TYPES OF REMEDIES FOR BREACH OF CONTRACT 1. SUIT FOR RESCISSON When a contract is broken by one party, the party may treat the breach as discharge and refuse to perform his part of contract. He may bring an action for the rescission of the contract. 2. SUIT FOR DAMAGES The damages means monetary compensation allowed to the injured party for the loss or injury suffered by him as a result of the breach of contract. Kinds of Damages: a) Ordinary or General or Compensatory Damages-ordinary damages are those which are payable for the loss arising naturally and directly, in the usual course, from the breach of contract. b) Special Damages-special damages are those resulting from a breach of contract under some special circumstances. When a special circumstance exists the non-performance of the promise entitles to the promisee to not only the ordinary damages but also special damages.

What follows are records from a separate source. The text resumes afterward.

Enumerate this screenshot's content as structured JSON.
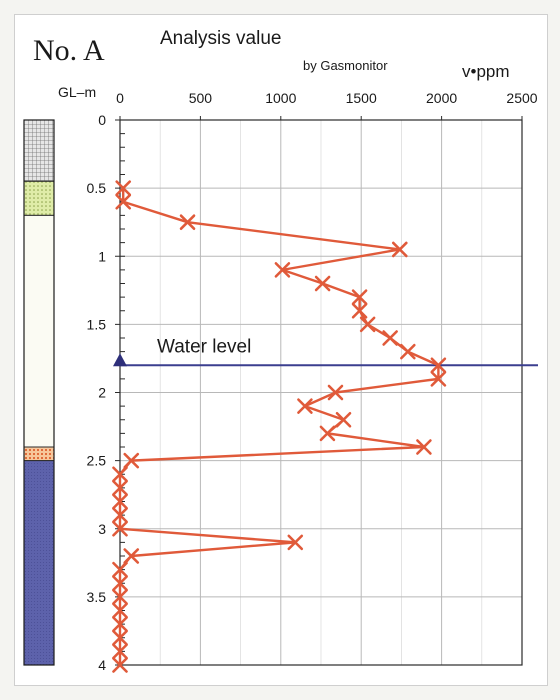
{
  "chart_data": {
    "type": "scatter",
    "title": "Analysis value",
    "subtitle": "by Gasmonitor",
    "well_label": "No. A",
    "ylabel": "GL–m",
    "xlabel": "v•ppm",
    "x_axis_position": "top",
    "xlim": [
      0,
      2500
    ],
    "ylim": [
      0,
      4
    ],
    "y_inverted": true,
    "x_ticks": [
      0,
      500,
      1000,
      1500,
      2000,
      2500
    ],
    "y_ticks": [
      0,
      0.5,
      1,
      1.5,
      2,
      2.5,
      3,
      3.5,
      4
    ],
    "grid": true,
    "series": [
      {
        "color": "#e05a3a",
        "marker": "x",
        "points": [
          {
            "x": 20,
            "y": 0.5
          },
          {
            "x": 20,
            "y": 0.6
          },
          {
            "x": 420,
            "y": 0.75
          },
          {
            "x": 1740,
            "y": 0.95
          },
          {
            "x": 1010,
            "y": 1.1
          },
          {
            "x": 1260,
            "y": 1.2
          },
          {
            "x": 1490,
            "y": 1.3
          },
          {
            "x": 1490,
            "y": 1.4
          },
          {
            "x": 1540,
            "y": 1.5
          },
          {
            "x": 1680,
            "y": 1.6
          },
          {
            "x": 1790,
            "y": 1.7
          },
          {
            "x": 1980,
            "y": 1.8
          },
          {
            "x": 1980,
            "y": 1.9
          },
          {
            "x": 1340,
            "y": 2.0
          },
          {
            "x": 1150,
            "y": 2.1
          },
          {
            "x": 1390,
            "y": 2.2
          },
          {
            "x": 1290,
            "y": 2.3
          },
          {
            "x": 1890,
            "y": 2.4
          },
          {
            "x": 70,
            "y": 2.5
          },
          {
            "x": 0,
            "y": 2.6
          },
          {
            "x": 0,
            "y": 2.7
          },
          {
            "x": 0,
            "y": 2.8
          },
          {
            "x": 0,
            "y": 2.9
          },
          {
            "x": 0,
            "y": 3.0
          },
          {
            "x": 1090,
            "y": 3.1
          },
          {
            "x": 70,
            "y": 3.2
          },
          {
            "x": 0,
            "y": 3.3
          },
          {
            "x": 0,
            "y": 3.4
          },
          {
            "x": 0,
            "y": 3.5
          },
          {
            "x": 0,
            "y": 3.6
          },
          {
            "x": 0,
            "y": 3.7
          },
          {
            "x": 0,
            "y": 3.8
          },
          {
            "x": 0,
            "y": 3.9
          },
          {
            "x": 0,
            "y": 4.0
          }
        ]
      }
    ],
    "water_level": {
      "label": "Water level",
      "depth": 1.8,
      "color": "#3b3f8f"
    },
    "soil_column": [
      {
        "from": 0,
        "to": 0.45,
        "pattern": "grid",
        "color": "#9a9a9a"
      },
      {
        "from": 0.45,
        "to": 0.7,
        "pattern": "dots",
        "color": "#d9e8a0"
      },
      {
        "from": 0.7,
        "to": 2.4,
        "pattern": "plain",
        "color": "#fbfbf3"
      },
      {
        "from": 2.4,
        "to": 2.5,
        "pattern": "dots",
        "color": "#f2a96b"
      },
      {
        "from": 2.5,
        "to": 4.0,
        "pattern": "plain",
        "color": "#5a5fa8"
      }
    ]
  }
}
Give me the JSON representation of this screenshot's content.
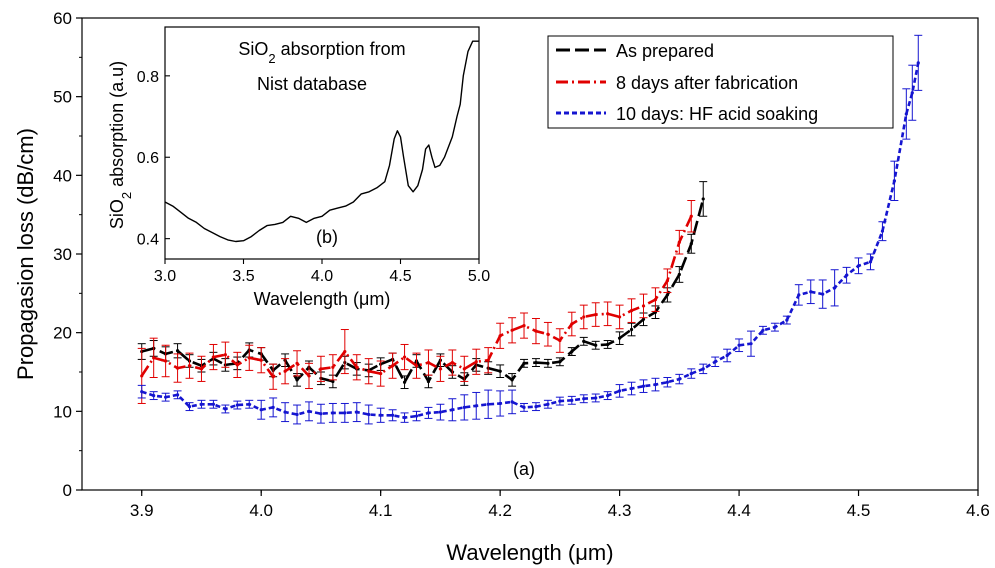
{
  "chart_data": [
    {
      "type": "line",
      "panel_label": "(a)",
      "xlabel": "Wavelength (μm)",
      "ylabel": "Propagasion loss (dB/cm)",
      "xlim": [
        3.85,
        4.6
      ],
      "ylim": [
        0,
        60
      ],
      "xticks": [
        3.9,
        4.0,
        4.1,
        4.2,
        4.3,
        4.4,
        4.5,
        4.6
      ],
      "yticks": [
        0,
        10,
        20,
        30,
        40,
        50,
        60
      ],
      "legend_position": "top-right",
      "series": [
        {
          "name": "As prepared",
          "color": "#000000",
          "dash": "long-dash",
          "x": [
            3.9,
            3.91,
            3.92,
            3.93,
            3.94,
            3.95,
            3.96,
            3.97,
            3.98,
            3.99,
            4.0,
            4.01,
            4.02,
            4.03,
            4.04,
            4.05,
            4.06,
            4.07,
            4.08,
            4.09,
            4.1,
            4.11,
            4.12,
            4.13,
            4.14,
            4.15,
            4.16,
            4.17,
            4.18,
            4.19,
            4.2,
            4.21,
            4.22,
            4.23,
            4.24,
            4.25,
            4.26,
            4.27,
            4.28,
            4.29,
            4.3,
            4.31,
            4.32,
            4.33,
            4.34,
            4.35,
            4.36,
            4.37
          ],
          "y": [
            17.6,
            18.0,
            17.3,
            17.7,
            16.4,
            15.8,
            16.7,
            15.9,
            16.1,
            17.8,
            17.3,
            15.2,
            16.5,
            14.0,
            15.6,
            14.2,
            13.8,
            16.2,
            15.4,
            15.2,
            16.0,
            16.6,
            13.7,
            16.4,
            13.8,
            16.5,
            15.0,
            14.1,
            15.9,
            15.5,
            15.1,
            14.0,
            16.1,
            16.2,
            16.1,
            16.3,
            17.6,
            18.9,
            18.4,
            18.5,
            19.3,
            20.4,
            21.7,
            22.6,
            24.8,
            27.4,
            31.3,
            37.0
          ],
          "err": [
            1.0,
            1.0,
            0.9,
            0.9,
            0.8,
            0.8,
            0.8,
            0.8,
            0.8,
            0.9,
            0.8,
            0.8,
            0.8,
            0.8,
            0.8,
            0.8,
            0.8,
            0.8,
            0.8,
            0.8,
            0.8,
            0.8,
            0.8,
            0.8,
            0.8,
            0.8,
            0.8,
            0.8,
            0.8,
            0.8,
            0.8,
            0.8,
            0.5,
            0.5,
            0.5,
            0.5,
            0.5,
            0.5,
            0.5,
            0.5,
            0.8,
            0.8,
            0.8,
            0.8,
            0.9,
            1.0,
            1.2,
            2.2
          ]
        },
        {
          "name": "8 days after fabrication",
          "color": "#e00000",
          "dash": "dash-dot",
          "x": [
            3.9,
            3.91,
            3.92,
            3.93,
            3.94,
            3.95,
            3.96,
            3.97,
            3.98,
            3.99,
            4.0,
            4.01,
            4.02,
            4.03,
            4.04,
            4.05,
            4.06,
            4.07,
            4.08,
            4.09,
            4.1,
            4.11,
            4.12,
            4.13,
            4.14,
            4.15,
            4.16,
            4.17,
            4.18,
            4.19,
            4.2,
            4.21,
            4.22,
            4.23,
            4.24,
            4.25,
            4.26,
            4.27,
            4.28,
            4.29,
            4.3,
            4.31,
            4.32,
            4.33,
            4.34,
            4.35,
            4.36
          ],
          "y": [
            14.5,
            16.8,
            16.4,
            15.5,
            15.8,
            15.4,
            16.9,
            17.2,
            15.9,
            16.8,
            16.5,
            14.4,
            15.1,
            16.1,
            14.5,
            15.4,
            15.6,
            17.6,
            15.6,
            15.1,
            14.8,
            15.8,
            16.9,
            15.8,
            16.2,
            15.4,
            16.2,
            15.4,
            16.3,
            16.5,
            19.6,
            20.3,
            20.9,
            20.2,
            19.8,
            19.0,
            21.1,
            22.0,
            22.3,
            22.4,
            22.0,
            22.8,
            23.4,
            24.2,
            26.6,
            31.5,
            34.8
          ],
          "err": [
            3.5,
            2.5,
            2.0,
            1.8,
            1.6,
            1.6,
            1.6,
            1.6,
            1.6,
            1.6,
            1.6,
            1.6,
            1.6,
            1.6,
            1.6,
            1.6,
            1.6,
            2.8,
            1.6,
            1.6,
            1.6,
            1.6,
            1.6,
            1.6,
            1.6,
            1.6,
            1.6,
            1.6,
            1.6,
            1.6,
            1.6,
            1.6,
            1.6,
            1.6,
            1.5,
            1.5,
            1.5,
            1.5,
            1.5,
            1.5,
            1.5,
            1.5,
            1.5,
            1.5,
            1.5,
            1.5,
            2.0
          ]
        },
        {
          "name": "10 days: HF acid soaking",
          "color": "#1515d0",
          "dash": "short-dash",
          "x": [
            3.9,
            3.91,
            3.92,
            3.93,
            3.94,
            3.95,
            3.96,
            3.97,
            3.98,
            3.99,
            4.0,
            4.01,
            4.02,
            4.03,
            4.04,
            4.05,
            4.06,
            4.07,
            4.08,
            4.09,
            4.1,
            4.11,
            4.12,
            4.13,
            4.14,
            4.15,
            4.16,
            4.17,
            4.18,
            4.19,
            4.2,
            4.21,
            4.22,
            4.23,
            4.24,
            4.25,
            4.26,
            4.27,
            4.28,
            4.29,
            4.3,
            4.31,
            4.32,
            4.33,
            4.34,
            4.35,
            4.36,
            4.37,
            4.38,
            4.39,
            4.4,
            4.41,
            4.42,
            4.43,
            4.44,
            4.45,
            4.46,
            4.47,
            4.48,
            4.49,
            4.5,
            4.51,
            4.52,
            4.53,
            4.54,
            4.545,
            4.55
          ],
          "y": [
            12.5,
            12.0,
            11.8,
            12.1,
            10.6,
            10.9,
            10.9,
            10.3,
            10.8,
            10.9,
            10.2,
            10.5,
            9.9,
            9.6,
            10.0,
            9.7,
            9.8,
            9.8,
            9.9,
            9.6,
            9.5,
            9.5,
            9.2,
            9.4,
            9.8,
            9.9,
            10.2,
            10.5,
            10.7,
            10.9,
            11.0,
            11.2,
            10.5,
            10.6,
            10.9,
            11.3,
            11.4,
            11.6,
            11.7,
            12.0,
            12.6,
            12.9,
            13.2,
            13.4,
            13.7,
            14.1,
            14.8,
            15.4,
            16.3,
            17.1,
            18.4,
            18.6,
            20.3,
            20.7,
            21.6,
            24.8,
            25.2,
            24.9,
            25.7,
            27.3,
            28.5,
            29.0,
            32.9,
            39.3,
            47.8,
            50.5,
            54.3
          ],
          "err": [
            0.8,
            0.5,
            0.5,
            0.5,
            0.5,
            0.5,
            0.5,
            0.5,
            0.5,
            0.5,
            1.2,
            1.2,
            1.2,
            1.2,
            1.2,
            1.2,
            1.2,
            1.2,
            1.2,
            1.2,
            0.9,
            0.7,
            0.6,
            0.6,
            0.7,
            1.0,
            1.4,
            1.6,
            1.7,
            1.8,
            1.6,
            1.5,
            0.5,
            0.5,
            0.5,
            0.5,
            0.5,
            0.5,
            0.5,
            0.5,
            0.8,
            0.8,
            0.8,
            0.8,
            0.6,
            0.6,
            0.6,
            0.6,
            0.6,
            0.8,
            0.8,
            1.6,
            0.5,
            0.5,
            0.5,
            1.3,
            1.5,
            1.8,
            2.3,
            1.0,
            1.0,
            1.0,
            1.2,
            2.5,
            3.2,
            3.5,
            3.5
          ]
        }
      ]
    },
    {
      "type": "line",
      "panel_label": "(b)",
      "title": "SiO2 absorption from Nist database",
      "title_line1_main": "SiO",
      "title_line1_sub": "2",
      "title_line1_tail": " absorption from",
      "title_line2": "Nist database",
      "xlabel": "Wavelength (μm)",
      "ylabel_main": "SiO",
      "ylabel_sub": "2",
      "ylabel_tail": " absorption (a.u)",
      "xlim": [
        3.0,
        5.0
      ],
      "ylim": [
        0.35,
        0.92
      ],
      "xticks": [
        3.0,
        3.5,
        4.0,
        4.5,
        5.0
      ],
      "yticks": [
        0.4,
        0.6,
        0.8
      ],
      "series": [
        {
          "color": "#000000",
          "x": [
            3.0,
            3.05,
            3.1,
            3.15,
            3.2,
            3.25,
            3.3,
            3.35,
            3.4,
            3.45,
            3.5,
            3.55,
            3.6,
            3.65,
            3.7,
            3.75,
            3.8,
            3.85,
            3.9,
            3.95,
            4.0,
            4.05,
            4.1,
            4.15,
            4.2,
            4.25,
            4.3,
            4.35,
            4.4,
            4.43,
            4.46,
            4.48,
            4.5,
            4.52,
            4.55,
            4.58,
            4.61,
            4.64,
            4.66,
            4.68,
            4.7,
            4.72,
            4.75,
            4.78,
            4.8,
            4.83,
            4.86,
            4.88,
            4.9,
            4.93,
            4.96,
            5.0
          ],
          "y": [
            0.49,
            0.48,
            0.465,
            0.45,
            0.44,
            0.425,
            0.415,
            0.405,
            0.397,
            0.393,
            0.395,
            0.405,
            0.42,
            0.432,
            0.435,
            0.44,
            0.455,
            0.45,
            0.44,
            0.45,
            0.455,
            0.47,
            0.475,
            0.48,
            0.49,
            0.51,
            0.515,
            0.525,
            0.54,
            0.58,
            0.645,
            0.665,
            0.65,
            0.6,
            0.53,
            0.515,
            0.53,
            0.57,
            0.62,
            0.63,
            0.6,
            0.575,
            0.58,
            0.6,
            0.62,
            0.65,
            0.7,
            0.73,
            0.8,
            0.86,
            0.885,
            0.885
          ]
        }
      ]
    }
  ]
}
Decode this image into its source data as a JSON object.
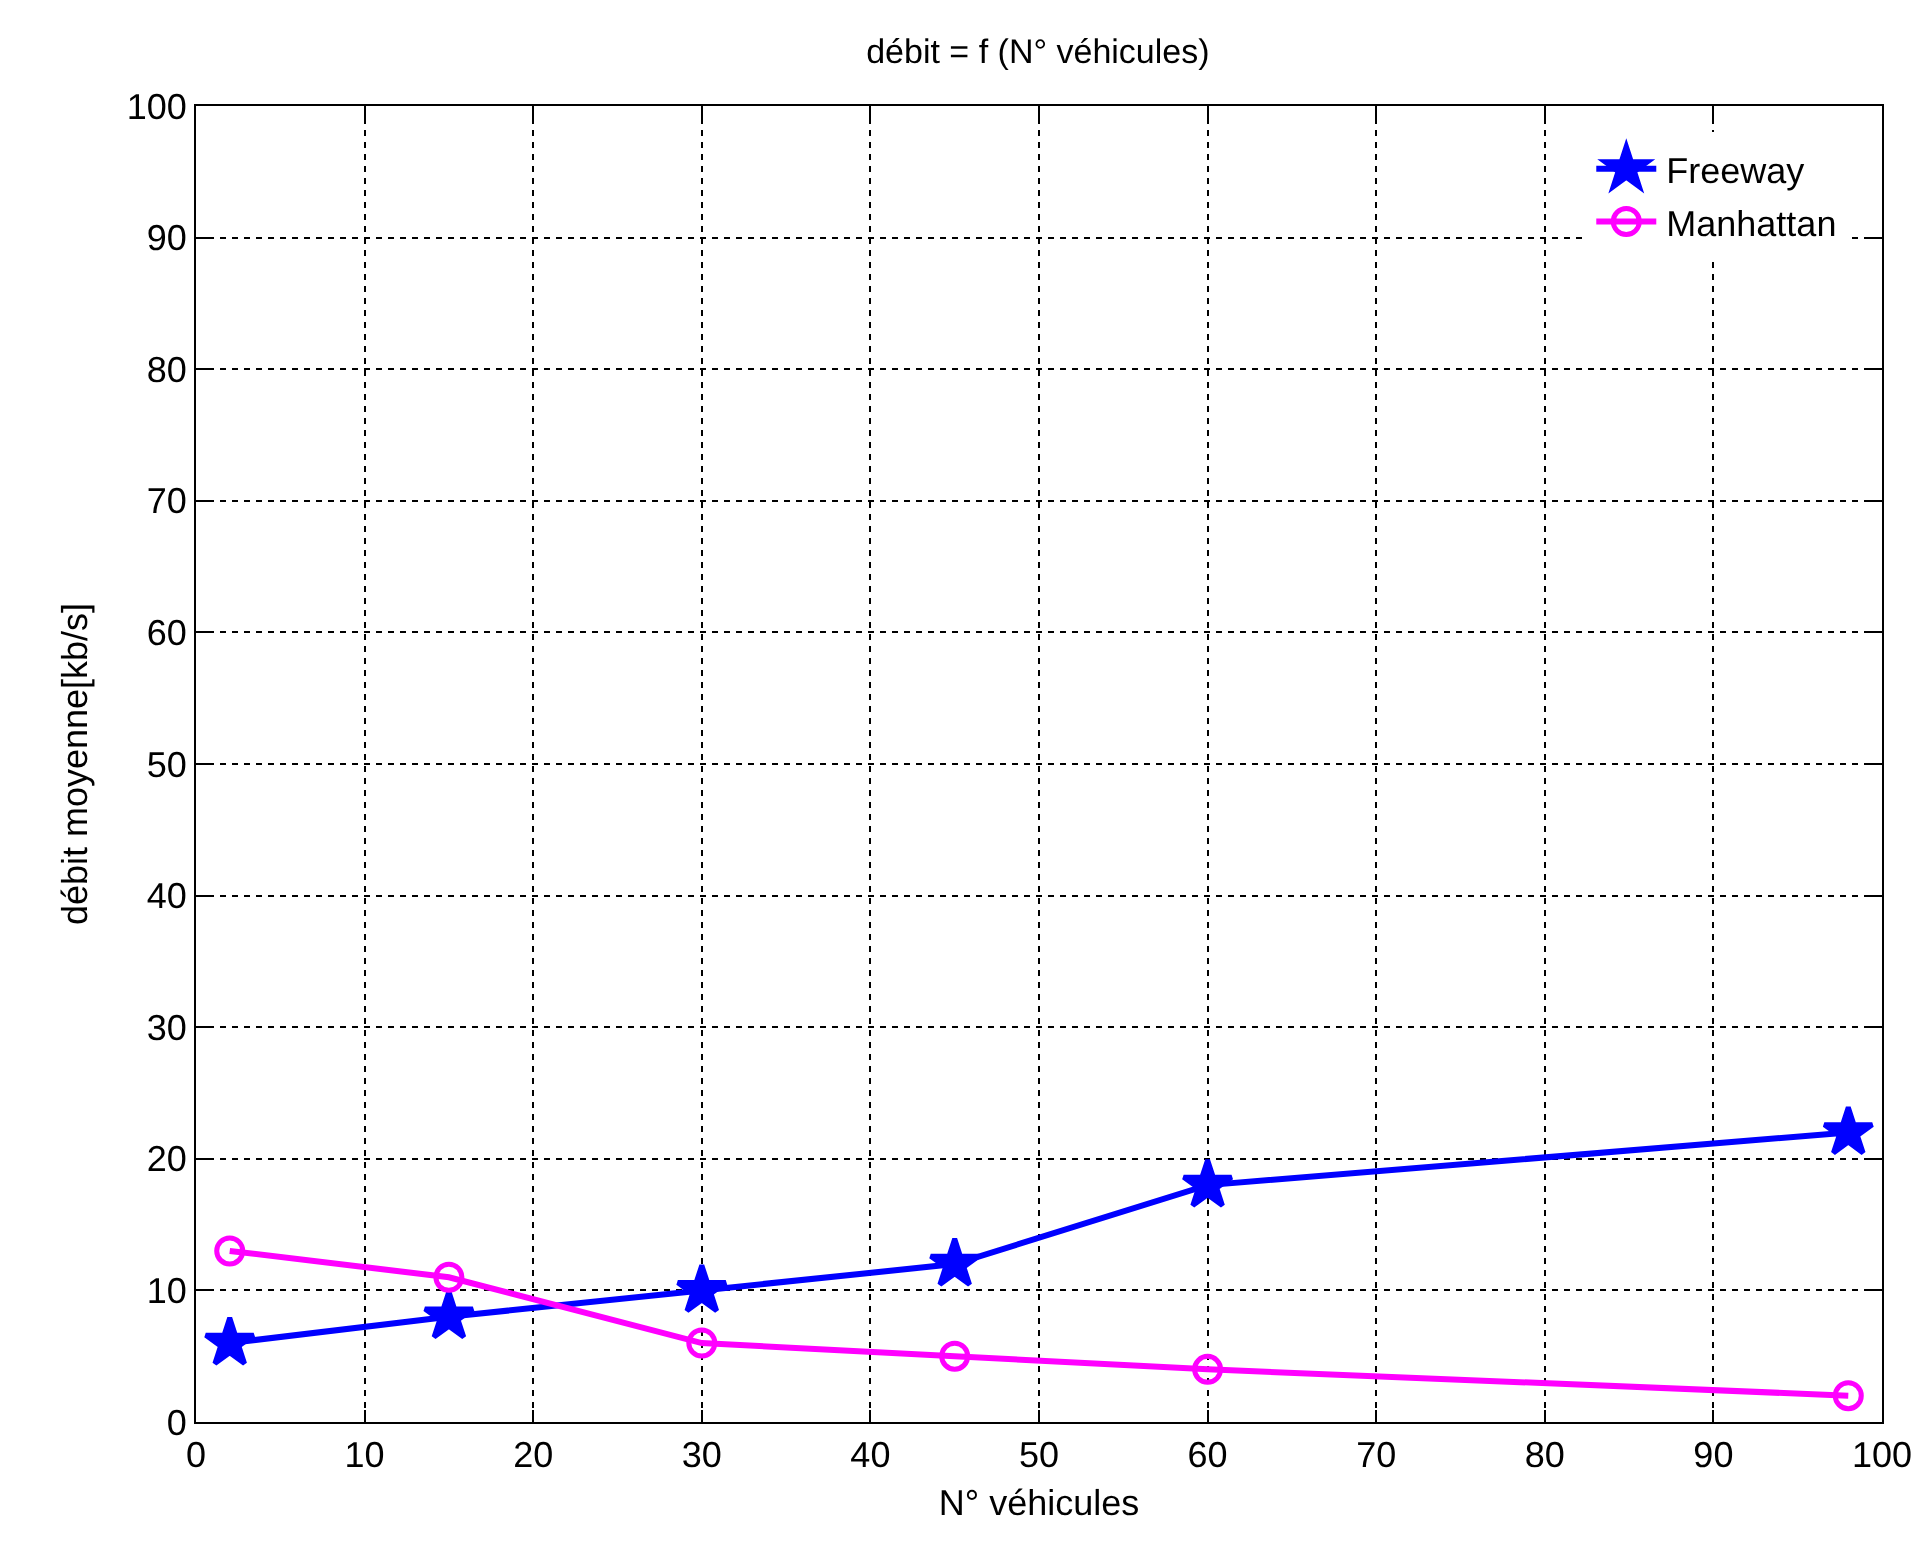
{
  "chart_data": {
    "type": "line",
    "title": "débit = f (N° véhicules)",
    "xlabel": "N° véhicules",
    "ylabel": "débit moyenne[kb/s]",
    "x": [
      2,
      15,
      30,
      45,
      60,
      98
    ],
    "series": [
      {
        "name": "Freeway",
        "color": "#0000ff",
        "marker": "star",
        "values": [
          6,
          8,
          10,
          12,
          18,
          22
        ]
      },
      {
        "name": "Manhattan",
        "color": "#ff00ff",
        "marker": "circle",
        "values": [
          13,
          11,
          6,
          5,
          4,
          2
        ]
      }
    ],
    "xlim": [
      0,
      100
    ],
    "xticks": [
      0,
      10,
      20,
      30,
      40,
      50,
      60,
      70,
      80,
      90,
      100
    ],
    "ylim": [
      0,
      100
    ],
    "yticks": [
      0,
      10,
      20,
      30,
      40,
      50,
      60,
      70,
      80,
      90,
      100
    ],
    "grid": true,
    "legend": "top right",
    "line_style": "solid"
  }
}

c) Nominal Damages-these are the damages, which are very small in amount. Nominal damages are awarded simply to recognize the right of the party to claim damages even though the party suffered no loss. d) Exemplary or Punitive or Vindictive Damages-these are such damages, which are awarded by way of compensation for the loss suffered and not by way of punishment. I. Breach of Contract to Marry-in this case, the amount of the damages will depend upon the extent of injury to the partys feelings. II. Dishonour of a Cheque by a Banker when there are sufficient funds to the Credit of the Customer. 3. SUIT UPON QUANTUM MERUIT The term quantum meruit means as much as earned. A person can recover compensation in proportion to the work done by him. This doctrine is applied where there is no express promise to pay definite remuneration to a person. And the person claims reasonable. And the person claims reasonable remuneration for the service rendered by him. 4. SUIT FOR SPECIFIC PERFOREMANCE Specific performance means the actual carrying out of the contract as agreed. Where the damages are not the adequate remedy for breach of contract, the party aggrieved may bring an action for specific performance of the contract. And the court may direct the defaulting party to carry out his obligations according to the terms of contract. 5. SUIT FOR INJUNCTION Injunction is an order of a court restraining a person from doing a particular act. It is an order of the court restraining a person from doing something, which he promised not to do.